AI-generated illustration
AI-generated illustration

The practical workplace implications are immediate. Customer-support teams may see higher volumes of complex inquiries that cannot be handled by scripted automation, requiring additional training in restaurant operations, payment reconciliation and courier dispute resolution. Merchant success teams will spend more time mediating refunds and chargebacks, which could change metrics like dispute rates and on-time payout cycles. Delivery workers could benefit from clearer processes for contesting fault on undelivered or misdelivered orders, but they may also face new documentation requests during escalations.

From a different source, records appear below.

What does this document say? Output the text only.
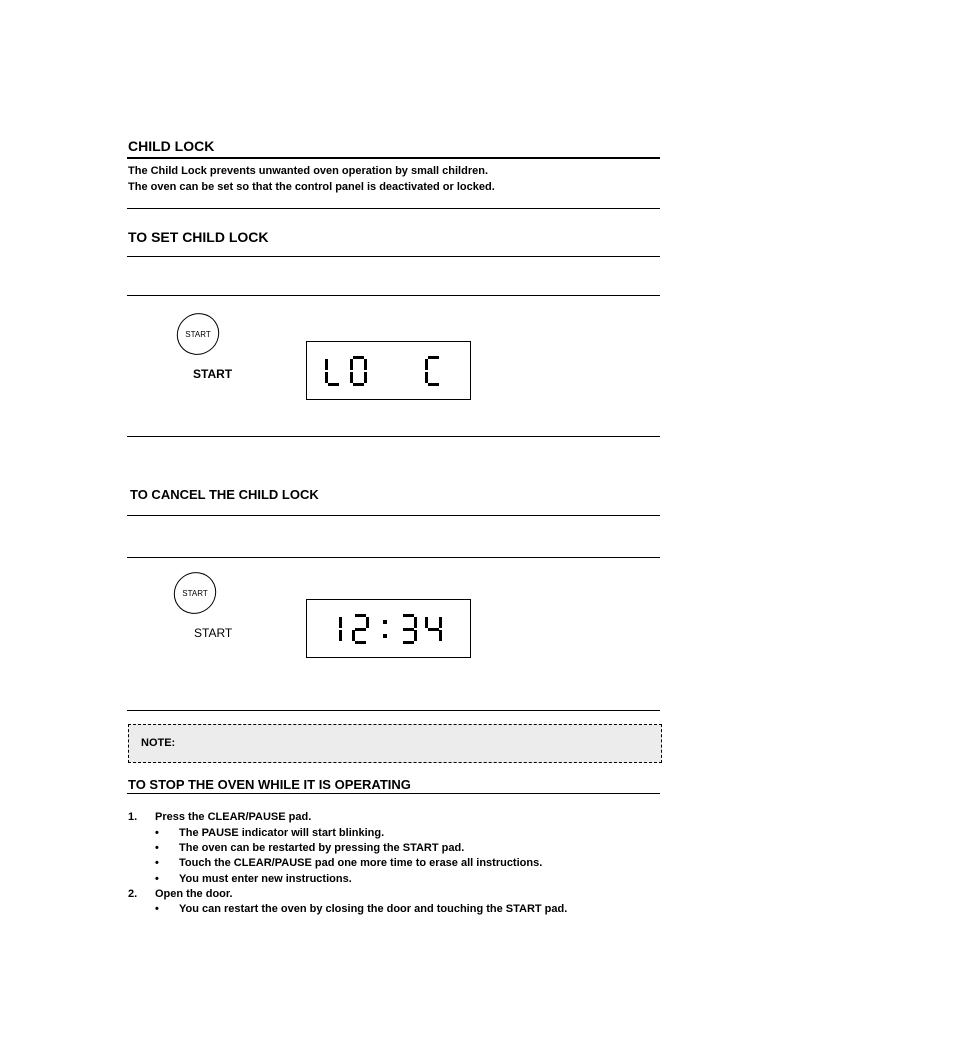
CHILD LOCK
The Child Lock prevents unwanted oven operation by small children.
The oven can be set so that the control panel is deactivated or locked.
TO SET CHILD LOCK
START
START
TO CANCEL THE CHILD LOCK
START
START
NOTE:
TO STOP THE OVEN WHILE IT IS OPERATING
1. Press the CLEAR/PAUSE pad.
• The PAUSE indicator will start blinking.
• The oven can be restarted by pressing the START pad.
• Touch the CLEAR/PAUSE pad one more time to erase all instructions.
• You must enter new instructions.
2. Open the door.
• You can restart the oven by closing the door and touching the START pad.
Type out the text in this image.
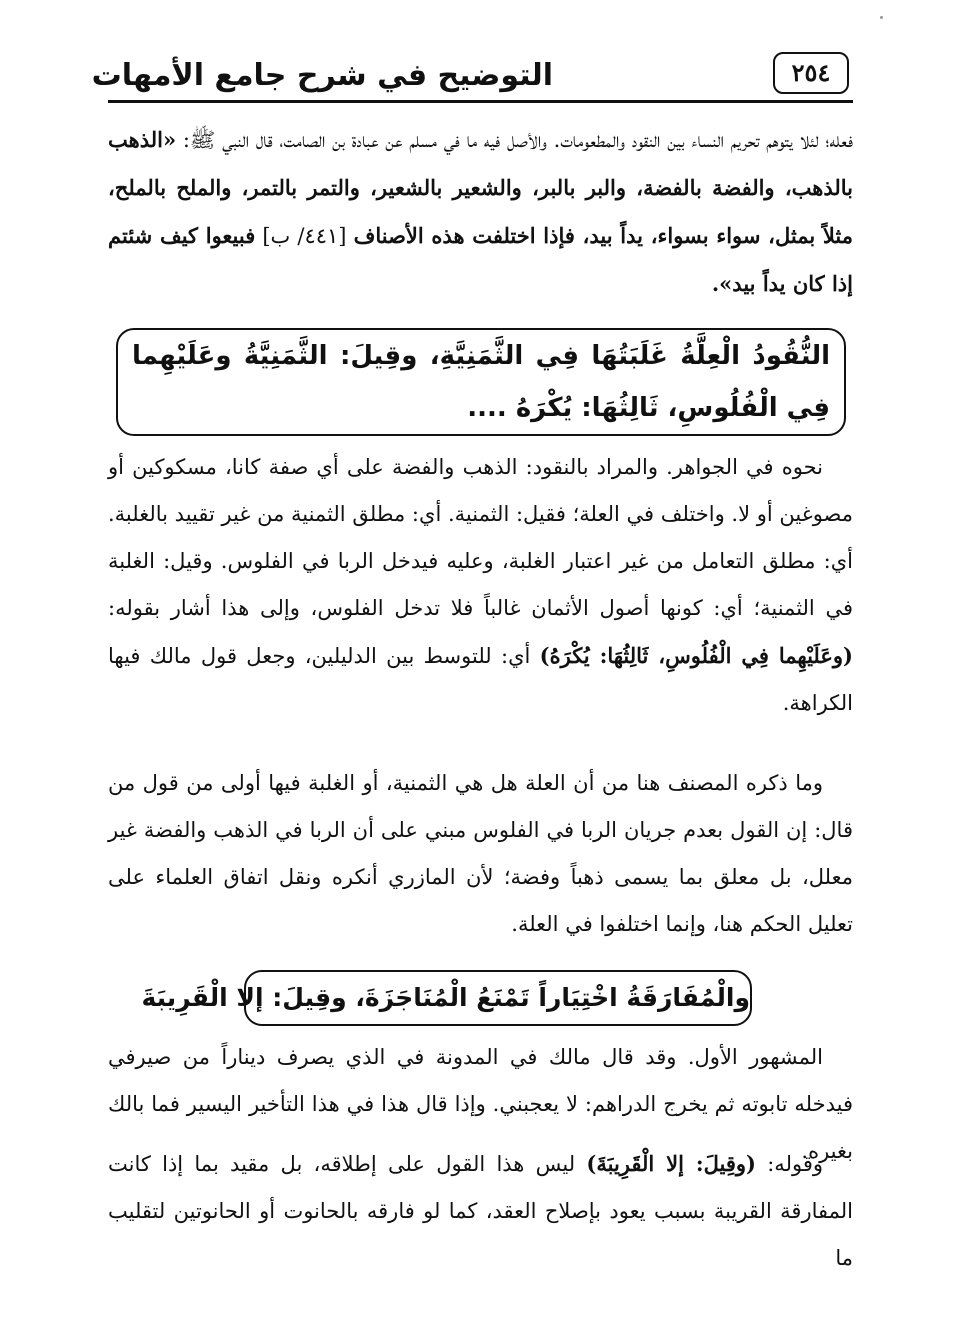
التوضيح في شرح جامع الأمهات	٢٥٤

فعله؛ لئلا يتوهم تحريم النساء بين النقود والمطعومات. والأصل فيه ما في مسلم عن عبادة بن الصامت، قال النبي ﷺ: «الذهب بالذهب، والفضة بالفضة، والبر بالبر، والشعير بالشعير، والتمر بالتمر، والملح بالملح، مثلاً بمثل، سواء بسواء، يداً بيد، فإذا اختلفت هذه الأصناف [٤٤١/ ب] فبيعوا كيف شئتم إذا كان يداً بيد».

النُّقُودُ الْعِلَّةُ غَلَبَتُهَا فِي الثَّمَنِيَّةِ، وقِيلَ: الثَّمَنِيَّةُ وعَلَيْهِما فِي الْفُلُوسِ، ثَالِثُهَا: يُكْرَهُ ....

نحوه في الجواهر. والمراد بالنقود: الذهب والفضة على أي صفة كانا، مسكوكين أو مصوغين أو لا. واختلف في العلة؛ فقيل: الثمنية. أي: مطلق الثمنية من غير تقييد بالغلبة. أي: مطلق التعامل من غير اعتبار الغلبة، وعليه فيدخل الربا في الفلوس. وقيل: الغلبة في الثمنية؛ أي: كونها أصول الأثمان غالباً فلا تدخل الفلوس، وإلى هذا أشار بقوله: (وعَلَيْهِما فِي الْفُلُوسِ، ثَالِثُهَا: يُكْرَهُ) أي: للتوسط بين الدليلين، وجعل قول مالك فيها الكراهة.

وما ذكره المصنف هنا من أن العلة هل هي الثمنية، أو الغلبة فيها أولى من قول من قال: إن القول بعدم جريان الربا في الفلوس مبني على أن الربا في الذهب والفضة غير معلل، بل معلق بما يسمى ذهباً وفضة؛ لأن المازري أنكره ونقل اتفاق العلماء على تعليل الحكم هنا، وإنما اختلفوا في العلة.

والْمُفَارَقَةُ اخْتِيَاراً تَمْنَعُ الْمُنَاجَزَةَ، وقِيلَ: إلا الْقَرِيبَةَ

المشهور الأول. وقد قال مالك في المدونة في الذي يصرف ديناراً من صيرفي فيدخله تابوته ثم يخرج الدراهم: لا يعجبني. وإذا قال هذا في هذا التأخير اليسير فما بالك بغيره.

وقوله: (وقِيلَ: إلا الْقَرِيبَةَ) ليس هذا القول على إطلاقه، بل مقيد بما إذا كانت المفارقة القريبة بسبب يعود بإصلاح العقد، كما لو فارقه بالحانوت أو الحانوتين لتقليب ما
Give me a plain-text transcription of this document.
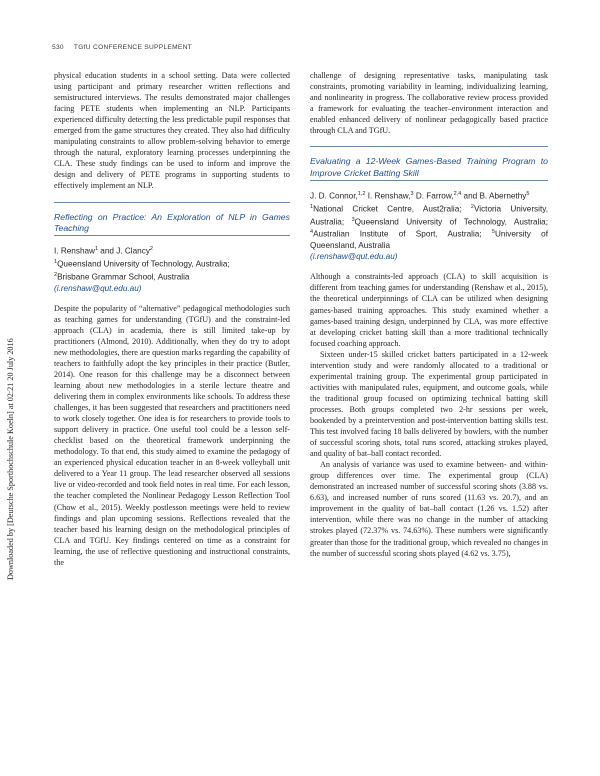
530 TGfU CONFERENCE SUPPLEMENT
Downloaded by [Deutsche Sporthochschule Koeln] at 02:21 20 July 2016

physical education students in a school setting. Data were collected using participant and primary researcher written reflections and semistructured interviews. The results demonstrated major challenges facing PETE students when implementing an NLP. Participants experienced difficulty detecting the less predictable pupil responses that emerged from the game structures they created. They also had difficulty manipulating constraints to allow problem-solving behavior to emerge through the natural, exploratory learning processes underpinning the CLA. These study findings can be used to inform and improve the design and delivery of PETE programs in supporting students to effectively implement an NLP.

Reflecting on Practice: An Exploration of NLP in Games Teaching

I. Renshaw$^1$ and J. Clancy$^2$

$^1$Queensland University of Technology, Australia;

$^2$Brisbane Grammar School, Australia

(i.renshaw@qut.edu.au)

Despite the popularity of “alternative” pedagogical methodologies such as teaching games for understanding (TGfU) and the constraint-led approach (CLA) in academia, there is still limited take-up by practitioners (Almond, 2010). Additionally, when they do try to adopt new methodologies, there are question marks regarding the capability of teachers to faithfully adopt the key principles in their practice (Butler, 2014). One reason for this challenge may be a disconnect between learning about new methodologies in a sterile lecture theatre and delivering them in complex environments like schools. To address these challenges, it has been suggested that researchers and practitioners need to work closely together. One idea is for researchers to provide tools to support delivery in practice. One useful tool could be a lesson self-checklist based on the theoretical framework underpinning the methodology. To that end, this study aimed to examine the pedagogy of an experienced physical education teacher in an 8-week volleyball unit delivered to a Year 11 group. The lead researcher observed all sessions live or video-recorded and took field notes in real time. For each lesson, the teacher completed the Nonlinear Pedagogy Lesson Reflection Tool (Chow et al., 2015). Weekly postlesson meetings were held to review findings and plan upcoming sessions. Reflections revealed that the teacher based his learning design on the methodological principles of CLA and TGfU. Key findings centered on time as a constraint for learning, the use of reflective questioning and instructional constraints, the

challenge of designing representative tasks, manipulating task constraints, promoting variability in learning, individualizing learning, and nonlinearity in progress. The collaborative review process provided a framework for evaluating the teacher–environment interaction and enabled enhanced delivery of nonlinear pedagogically based practice through CLA and TGfU.

Evaluating a 12-Week Games-Based Training Program to Improve Cricket Batting Skill

J. D. Connor,$^{1,2}$ I. Renshaw,$^3$ D. Farrow,$^{2,4}$ and B. Abernethy$^5$

$^1$National Cricket Centre, Aust2ralia; $^2$Victoria University, Australia; $^3$Queensland University of Technology, Australia; $^4$Australian Institute of Sport, Australia; $^5$University of Queensland, Australia

(i.renshaw@qut.edu.au)

Although a constraints-led approach (CLA) to skill acquisition is different from teaching games for understanding (Renshaw et al., 2015), the theoretical underpinnings of CLA can be utilized when designing games-based training approaches. This study examined whether a games-based training design, underpinned by CLA, was more effective at developing cricket batting skill than a more traditional technically focused coaching approach.

Sixteen under-15 skilled cricket batters participated in a 12-week intervention study and were randomly allocated to a traditional or experimental training group. The experimental group participated in activities with manipulated rules, equipment, and outcome goals, while the traditional group focused on optimizing technical batting skill processes. Both groups completed two 2-hr sessions per week, bookended by a preintervention and post-intervention batting skills test. This test involved facing 18 balls delivered by bowlers, with the number of successful scoring shots, total runs scored, attacking strokes played, and quality of bat–ball contact recorded.

An analysis of variance was used to examine between- and within-group differences over time. The experimental group (CLA) demonstrated an increased number of successful scoring shots (3.88 vs. 6.63), and increased number of runs scored (11.63 vs. 20.7), and an improvement in the quality of bat–ball contact (1.26 vs. 1.52) after intervention, while there was no change in the number of attacking strokes played (72.37% vs. 74.63%). These numbers were significantly greater than those for the traditional group, which revealed no changes in the number of successful scoring shots played (4.62 vs. 3.75),
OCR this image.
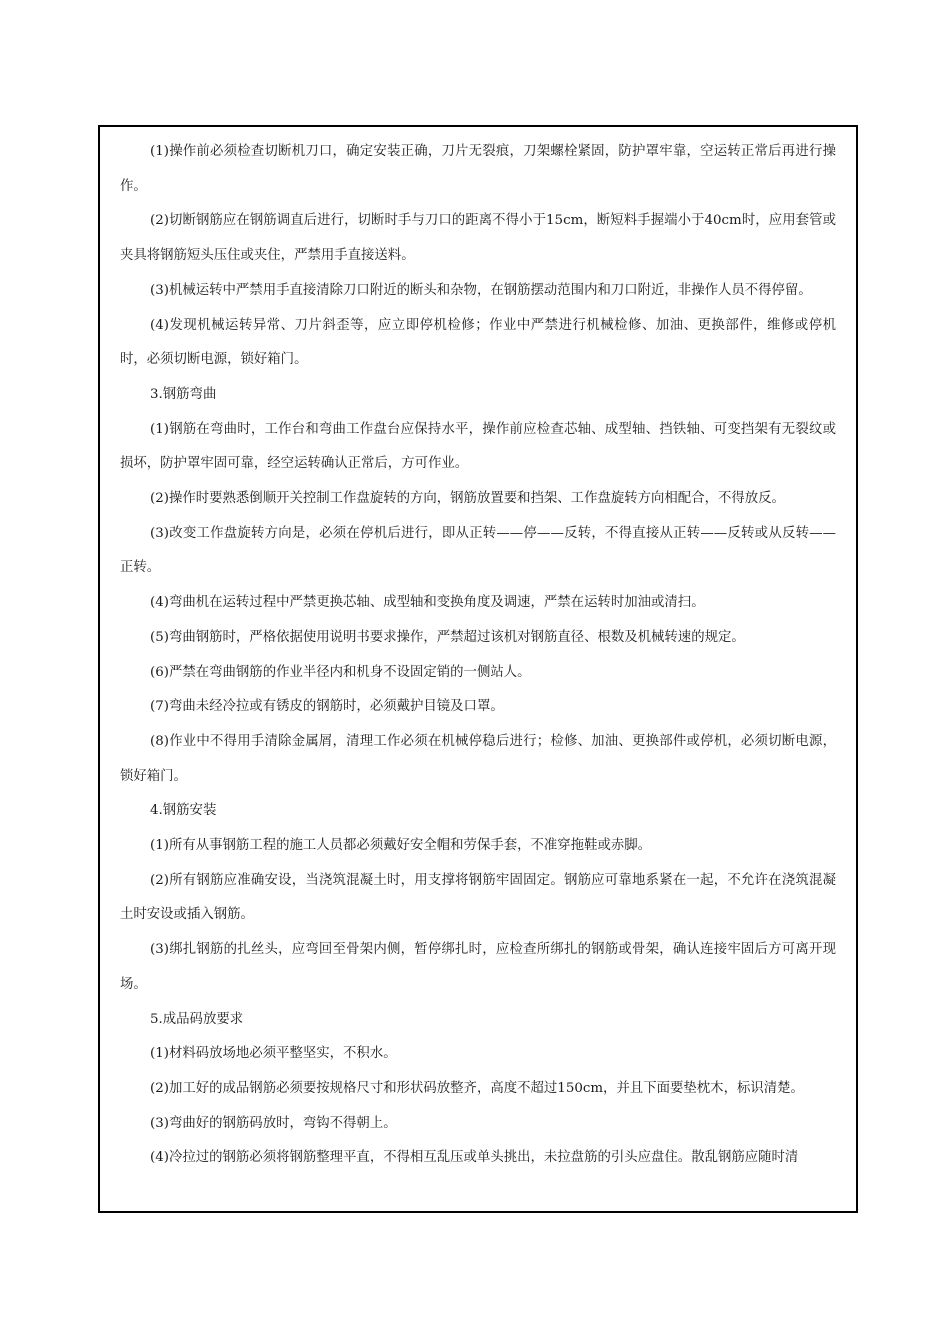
(1)操作前必须检查切断机刀口，确定安装正确，刀片无裂痕，刀架螺栓紧固，防护罩牢靠，空运转正常后再进行操作。

(2)切断钢筋应在钢筋调直后进行，切断时手与刀口的距离不得小于15cm，断短料手握端小于40cm时，应用套管或夹具将钢筋短头压住或夹住，严禁用手直接送料。

(3)机械运转中严禁用手直接清除刀口附近的断头和杂物，在钢筋摆动范围内和刀口附近，非操作人员不得停留。

(4)发现机械运转异常、刀片斜歪等，应立即停机检修；作业中严禁进行机械检修、加油、更换部件，维修或停机时，必须切断电源，锁好箱门。

3.钢筋弯曲

(1)钢筋在弯曲时，工作台和弯曲工作盘台应保持水平，操作前应检查芯轴、成型轴、挡铁轴、可变挡架有无裂纹或损坏，防护罩牢固可靠，经空运转确认正常后，方可作业。

(2)操作时要熟悉倒顺开关控制工作盘旋转的方向，钢筋放置要和挡架、工作盘旋转方向相配合，不得放反。

(3)改变工作盘旋转方向是，必须在停机后进行，即从正转——停——反转，不得直接从正转——反转或从反转——正转。

(4)弯曲机在运转过程中严禁更换芯轴、成型轴和变换角度及调速，严禁在运转时加油或清扫。

(5)弯曲钢筋时，严格依据使用说明书要求操作，严禁超过该机对钢筋直径、根数及机械转速的规定。

(6)严禁在弯曲钢筋的作业半径内和机身不设固定销的一侧站人。

(7)弯曲未经冷拉或有锈皮的钢筋时，必须戴护目镜及口罩。

(8)作业中不得用手清除金属屑，清理工作必须在机械停稳后进行；检修、加油、更换部件或停机，必须切断电源，锁好箱门。

4.钢筋安装

(1)所有从事钢筋工程的施工人员都必须戴好安全帽和劳保手套，不准穿拖鞋或赤脚。

(2)所有钢筋应准确安设，当浇筑混凝土时，用支撑将钢筋牢固固定。钢筋应可靠地系紧在一起，不允许在浇筑混凝土时安设或插入钢筋。

(3)绑扎钢筋的扎丝头，应弯回至骨架内侧，暂停绑扎时，应检查所绑扎的钢筋或骨架，确认连接牢固后方可离开现场。

5.成品码放要求

(1)材料码放场地必须平整坚实，不积水。

(2)加工好的成品钢筋必须要按规格尺寸和形状码放整齐，高度不超过150cm，并且下面要垫枕木，标识清楚。

(3)弯曲好的钢筋码放时，弯钩不得朝上。

(4)冷拉过的钢筋必须将钢筋整理平直，不得相互乱压或单头挑出，未拉盘筋的引头应盘住。散乱钢筋应随时清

Platforms will need to balance the cost of expanded human support with the operational benefits of faster dispute resolution and improved relationships with restaurants and couriers. Compliance will likely spur companies to refine AI models and escalation paths to minimize unnecessary handoffs while ensuring that serious or unusual cases reach a human quickly.

For workers and managers across the delivery ecosystem, the law signals a shift away from blanket automation toward hybrid support models where human judgement remains central. Expect platforms to announce updates to support workflows and staffing plans in the coming months as they align products and operations with the new requirements.